Here’s a picture of her:
I wouldn’t say that she’s a 10, but she’s far from ugly.
The public’s response to Brick’s article has been pretty scathing, with most saying that she is not good looking enough to be intimidating.
I did some research on this subject, and despite what people might think of her physical appearance, I think Brick is onto something when she says women can be pretty nasty to women who they perceive as more attractive than they are.
A study in Israel showed that when attractive women sent resumes to companies and attached their pictures, they were less likely to get call backs than average looking women. The reason? According to the study, 93% of the human resources staff are women, and they ditched the resumes of better looking women because they were jealous of them.
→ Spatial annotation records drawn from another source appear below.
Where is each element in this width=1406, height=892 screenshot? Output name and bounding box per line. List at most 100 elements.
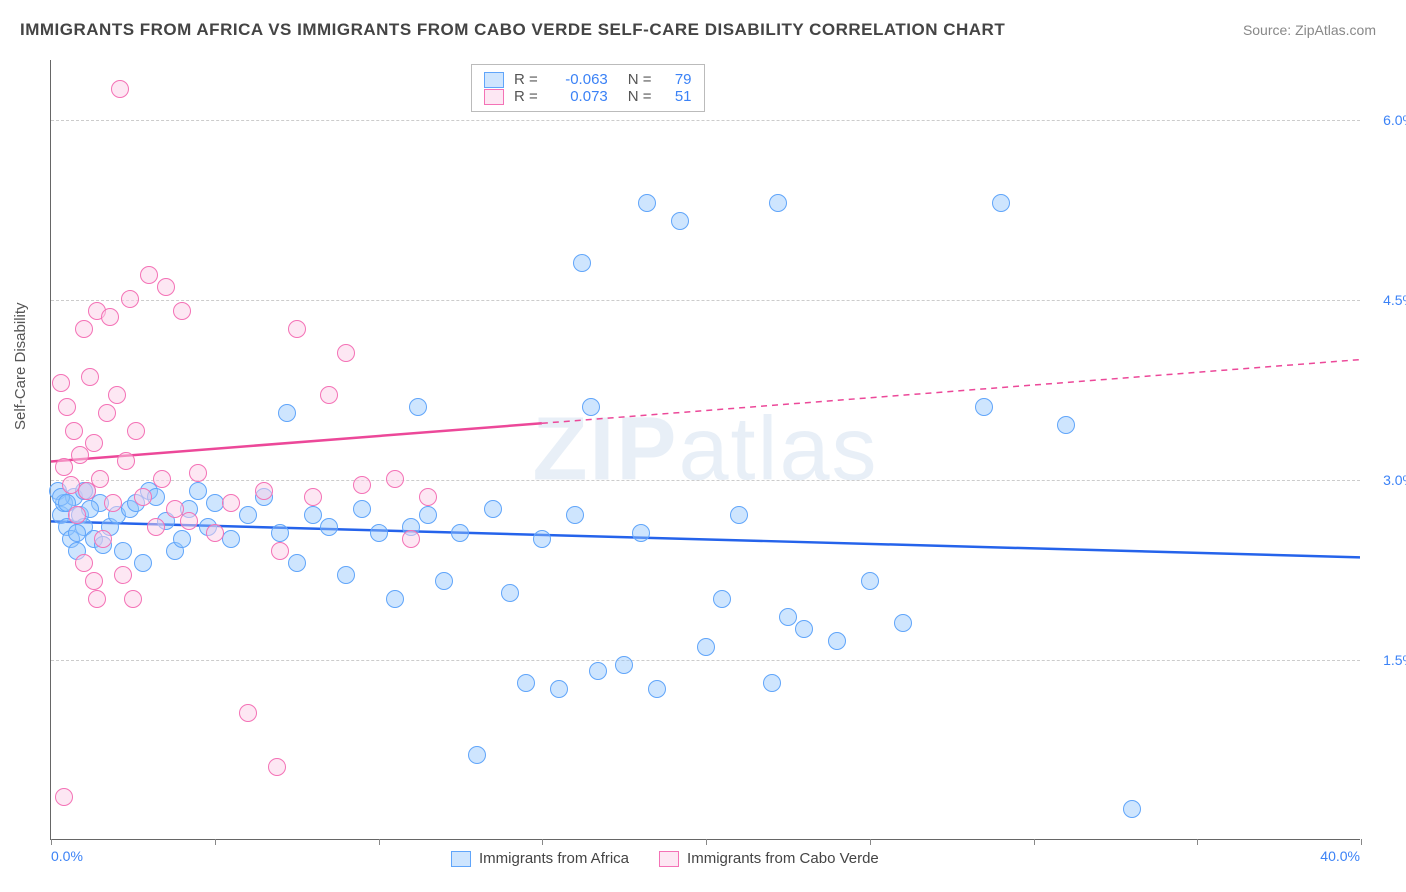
data-point: [671, 212, 689, 230]
data-point: [648, 680, 666, 698]
data-point: [62, 476, 80, 494]
data-point: [861, 572, 879, 590]
source-label: Source: ZipAtlas.com: [1243, 22, 1376, 38]
data-point: [52, 374, 70, 392]
grid-line-h: [51, 300, 1360, 301]
x-tick-mark: [706, 839, 707, 845]
x-axis-min-label: 0.0%: [51, 848, 83, 864]
data-point: [582, 398, 600, 416]
data-point: [320, 518, 338, 536]
data-point: [288, 554, 306, 572]
data-point: [222, 530, 240, 548]
data-point: [140, 266, 158, 284]
data-point: [91, 470, 109, 488]
data-point: [501, 584, 519, 602]
data-point: [127, 422, 145, 440]
data-point: [386, 590, 404, 608]
y-axis-label: Self-Care Disability: [12, 302, 29, 430]
data-point: [451, 524, 469, 542]
data-point: [795, 620, 813, 638]
data-point: [894, 614, 912, 632]
data-point: [75, 320, 93, 338]
data-point: [88, 590, 106, 608]
data-point: [55, 788, 73, 806]
data-point: [779, 608, 797, 626]
data-point: [992, 194, 1010, 212]
series-legend: Immigrants from Africa Immigrants from Ca…: [451, 850, 879, 867]
grid-line-h: [51, 120, 1360, 121]
data-point: [157, 278, 175, 296]
data-point: [370, 524, 388, 542]
data-point: [268, 758, 286, 776]
data-point: [271, 524, 289, 542]
data-point: [111, 80, 129, 98]
data-point: [484, 500, 502, 518]
data-point: [81, 368, 99, 386]
data-point: [58, 398, 76, 416]
data-point: [697, 638, 715, 656]
data-point: [239, 506, 257, 524]
data-point: [828, 632, 846, 650]
data-point: [180, 512, 198, 530]
data-point: [65, 422, 83, 440]
legend-row: R =-0.063N =79: [484, 71, 692, 88]
data-point: [730, 506, 748, 524]
data-point: [288, 320, 306, 338]
data-point: [638, 194, 656, 212]
data-point: [94, 530, 112, 548]
data-point: [114, 566, 132, 584]
data-point: [98, 404, 116, 422]
chart-title: IMMIGRANTS FROM AFRICA VS IMMIGRANTS FRO…: [20, 20, 1005, 40]
data-point: [68, 524, 86, 542]
data-point: [419, 506, 437, 524]
data-point: [713, 590, 731, 608]
data-point: [409, 398, 427, 416]
x-tick-mark: [51, 839, 52, 845]
data-point: [337, 566, 355, 584]
data-point: [304, 506, 322, 524]
y-tick-label: 3.0%: [1383, 472, 1406, 488]
x-tick-mark: [1034, 839, 1035, 845]
data-point: [117, 452, 135, 470]
data-point: [402, 530, 420, 548]
data-point: [85, 434, 103, 452]
data-point: [763, 674, 781, 692]
data-point: [386, 470, 404, 488]
data-point: [468, 746, 486, 764]
legend-swatch: [484, 89, 504, 105]
data-point: [121, 290, 139, 308]
x-tick-mark: [1197, 839, 1198, 845]
legend-swatch: [659, 851, 679, 867]
grid-line-h: [51, 480, 1360, 481]
data-point: [589, 662, 607, 680]
data-point: [134, 554, 152, 572]
legend-label: Immigrants from Cabo Verde: [687, 850, 879, 867]
legend-label: Immigrants from Africa: [479, 850, 629, 867]
x-axis-max-label: 40.0%: [1320, 848, 1360, 864]
legend-swatch: [451, 851, 471, 867]
data-point: [632, 524, 650, 542]
data-point: [517, 674, 535, 692]
data-point: [75, 554, 93, 572]
data-point: [304, 488, 322, 506]
data-point: [173, 302, 191, 320]
x-tick-mark: [1361, 839, 1362, 845]
x-tick-mark: [379, 839, 380, 845]
data-point: [206, 494, 224, 512]
data-point: [353, 476, 371, 494]
data-point: [55, 458, 73, 476]
y-tick-label: 4.5%: [1383, 292, 1406, 308]
y-tick-label: 6.0%: [1383, 112, 1406, 128]
data-point: [278, 404, 296, 422]
data-point: [271, 542, 289, 560]
x-tick-mark: [215, 839, 216, 845]
data-point: [239, 704, 257, 722]
legend-swatch: [484, 72, 504, 88]
data-point: [320, 386, 338, 404]
data-point: [114, 542, 132, 560]
data-point: [353, 500, 371, 518]
data-point: [85, 572, 103, 590]
trend-lines: [51, 60, 1360, 839]
data-point: [206, 524, 224, 542]
data-point: [573, 254, 591, 272]
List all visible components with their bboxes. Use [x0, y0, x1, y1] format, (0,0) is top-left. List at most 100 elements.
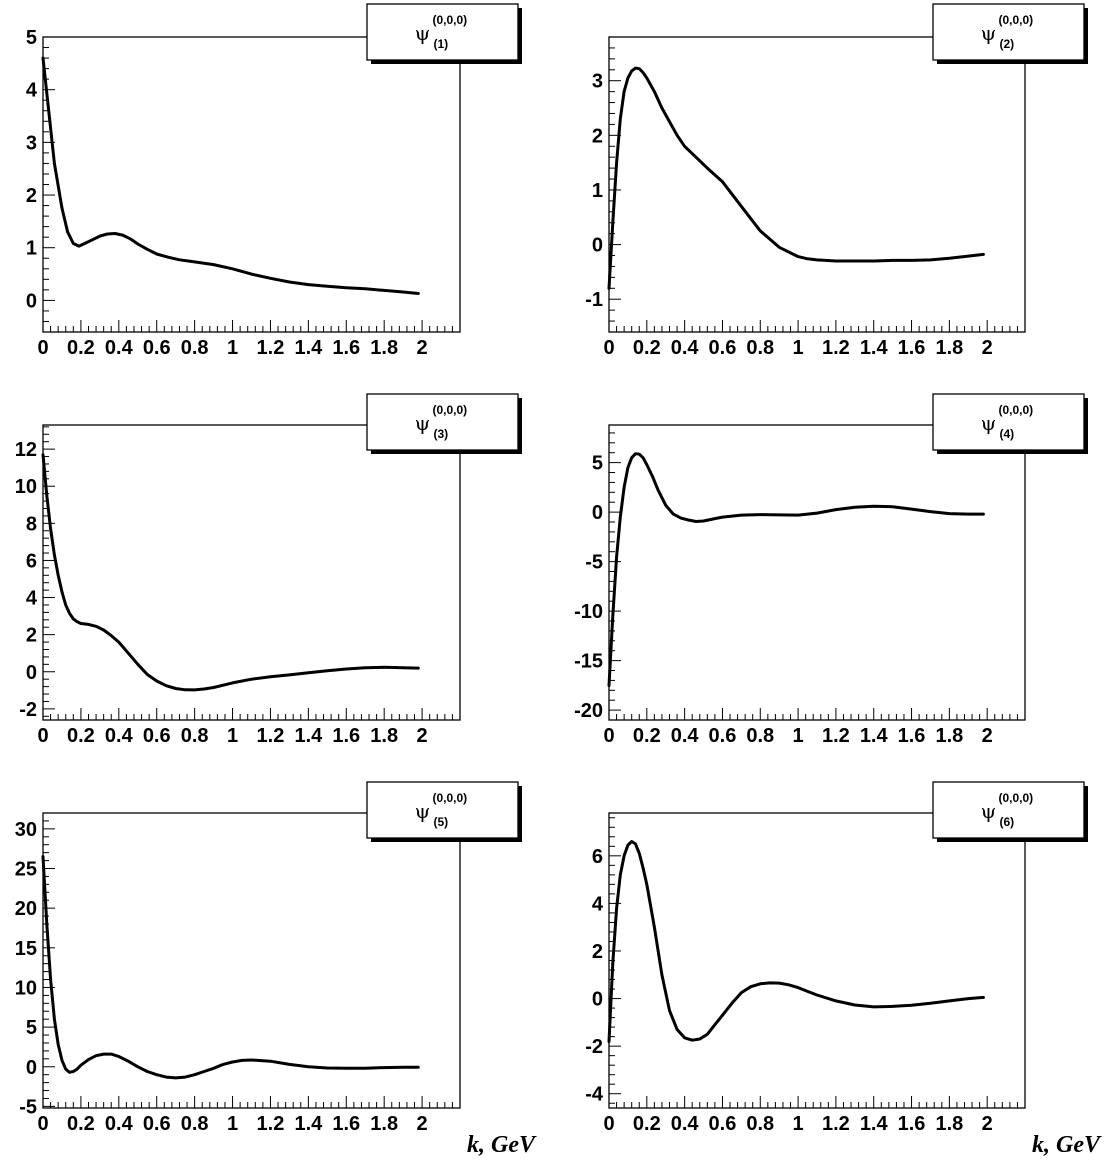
y-tick-label: 3	[26, 132, 37, 154]
legend-subscript: (4)	[1000, 427, 1015, 441]
legend-box	[932, 393, 1085, 451]
x-tick-label: 1	[793, 1113, 804, 1135]
x-tick-label: 0.4	[671, 725, 700, 747]
y-tick-label: 0	[26, 290, 37, 312]
x-tick-label: 0.8	[746, 725, 774, 747]
y-tick-label: 15	[15, 938, 37, 960]
x-tick-label: 0.6	[709, 1113, 737, 1135]
x-tick-label: 0.8	[181, 725, 209, 747]
x-tick-label: 0	[603, 1113, 614, 1135]
x-tick-label: 2	[982, 337, 993, 359]
legend-symbol: ψ	[981, 411, 997, 435]
x-tick-label: 0.8	[746, 337, 774, 359]
series-line	[607, 452, 985, 687]
x-tick-label: 2	[417, 725, 428, 747]
y-tick-label: 4	[592, 893, 604, 915]
x-axis-title: k, GeV	[467, 1132, 537, 1158]
y-tick-label: -15	[574, 651, 603, 673]
y-tick-label: 0	[26, 1057, 37, 1079]
x-tick-label: 1.6	[332, 725, 360, 747]
y-tick-label: 25	[15, 859, 37, 881]
legend-symbol: ψ	[981, 21, 997, 45]
x-tick-label: 0.6	[143, 337, 171, 359]
legend-superscript: (0,0,0)	[999, 403, 1034, 417]
y-tick-label: 12	[15, 439, 37, 461]
x-tick-label: 0.6	[709, 337, 737, 359]
y-tick-label: 6	[26, 550, 37, 572]
legend: ψ(0,0,0) (2)	[932, 3, 1088, 64]
y-tick-label: 20	[15, 898, 37, 920]
x-tick-label: 2	[417, 337, 428, 359]
x-tick-label: 1.8	[370, 1113, 398, 1135]
legend-superscript: (0,0,0)	[999, 13, 1034, 27]
legend: ψ(0,0,0) (4)	[932, 393, 1088, 454]
y-tick-label: -2	[585, 1036, 603, 1058]
x-tick-label: 0.2	[633, 337, 661, 359]
y-tick-label: 8	[26, 513, 37, 535]
x-tick-label: 1.4	[860, 1113, 889, 1135]
plot-frame	[42, 36, 461, 333]
legend-box	[932, 781, 1085, 839]
x-tick-label: 2	[982, 725, 993, 747]
x-tick-label: 0.2	[67, 725, 95, 747]
y-tick-label: 5	[592, 453, 603, 475]
legend-superscript: (0,0,0)	[433, 403, 468, 417]
x-tick-label: 0.4	[671, 337, 700, 359]
legend: ψ(0,0,0) (6)	[932, 781, 1088, 842]
y-tick-label: -4	[585, 1084, 604, 1106]
series-line	[41, 855, 420, 1080]
y-tick-label: 2	[26, 625, 37, 647]
x-tick-label: 0.8	[181, 337, 209, 359]
y-tick-label: 1	[592, 180, 603, 202]
series-line	[607, 66, 985, 290]
legend-subscript: (3)	[434, 427, 449, 441]
y-tick-label: 0	[592, 235, 603, 257]
series-line	[607, 840, 985, 1043]
legend-symbol: ψ	[415, 411, 431, 435]
x-tick-label: 0.8	[746, 1113, 774, 1135]
x-tick-label: 1.2	[822, 1113, 850, 1135]
legend-subscript: (2)	[1000, 37, 1015, 51]
y-tick-label: 0	[592, 502, 603, 524]
plot-frame	[608, 424, 1026, 721]
y-tick-label: -20	[574, 700, 603, 722]
x-tick-label: 1.2	[822, 725, 850, 747]
legend-subscript: (1)	[434, 37, 449, 51]
y-tick-label: -5	[19, 1096, 37, 1118]
legend: ψ(0,0,0) (5)	[366, 781, 522, 842]
x-tick-label: 1	[227, 337, 238, 359]
x-tick-label: 1.8	[935, 1113, 963, 1135]
x-tick-label: 0.2	[67, 1113, 95, 1135]
y-tick-label: 5	[26, 1017, 37, 1039]
x-tick-label: 0	[603, 725, 614, 747]
legend-box	[932, 3, 1085, 61]
x-tick-label: 1.4	[860, 337, 889, 359]
chart-panel-6: 0 0.2 0.4 0.6 0.8 1 1.2 1.4 1.6 1.8 2 -4 -2 0 2 4 6 ψ(0,0…	[585, 781, 1102, 1158]
y-tick-label: 4	[26, 588, 38, 610]
x-tick-label: 1.8	[370, 337, 398, 359]
x-tick-label: 1.2	[257, 1113, 285, 1135]
x-tick-label: 0	[37, 725, 48, 747]
legend-symbol: ψ	[415, 799, 431, 823]
y-tick-label: 10	[15, 476, 37, 498]
x-tick-label: 0.4	[105, 725, 134, 747]
x-tick-label: 0.2	[67, 337, 95, 359]
x-tick-label: 2	[417, 1113, 428, 1135]
x-tick-label: 1	[227, 1113, 238, 1135]
y-tick-label: 2	[592, 125, 603, 147]
y-tick-label: 10	[15, 977, 37, 999]
x-tick-label: 0.8	[181, 1113, 209, 1135]
y-tick-label: -5	[585, 552, 603, 574]
y-tick-label: 1	[26, 238, 37, 260]
legend: ψ(0,0,0) (3)	[366, 393, 522, 454]
x-tick-label: 0	[603, 337, 614, 359]
y-tick-label: 5	[26, 27, 37, 49]
x-tick-label: 1.2	[822, 337, 850, 359]
legend-subscript: (5)	[434, 815, 449, 829]
y-tick-label: 2	[26, 185, 37, 207]
chart-panel-5: 0 0.2 0.4 0.6 0.8 1 1.2 1.4 1.6 1.8 2-505101520253…	[15, 781, 537, 1158]
x-tick-label: 1.6	[898, 337, 926, 359]
x-tick-label: 0.2	[633, 1113, 661, 1135]
x-tick-label: 1.4	[294, 725, 323, 747]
I don’t want to believe this is true, but I can’t say that I’m surprised by the results of the study. I have definitely noticed that women can definitely treat better looking women badly. There is a very good looking woman in my office. She is blonde, voluptuous, has a great personality, and is a very hard worker, very competent. However, almost none of the women will talk to her, and only speak to her if they absolutely have to. I haven’t asked her directly about what she thinks of it, but I get the sense that she notices the behavior, but ignores it and just focuses on getting her work done. I guess there isn’t much else she can do.
I went to several different sites, including this one: http://ms-jd.org/when-other-women-hate-you-because-you039re-beautiful
There are a large number of stories on there about the way women treat their attractive female coworkers, and it isn’t pretty. Most of the women complain of feeling lonely, that no one, male or female, ever pursues a sincere relationship with them. This seems to run counter to what studies say, that attractive people are judged as having more positive qualities.
So is there a downside to being beautiful, or is it all in their heads?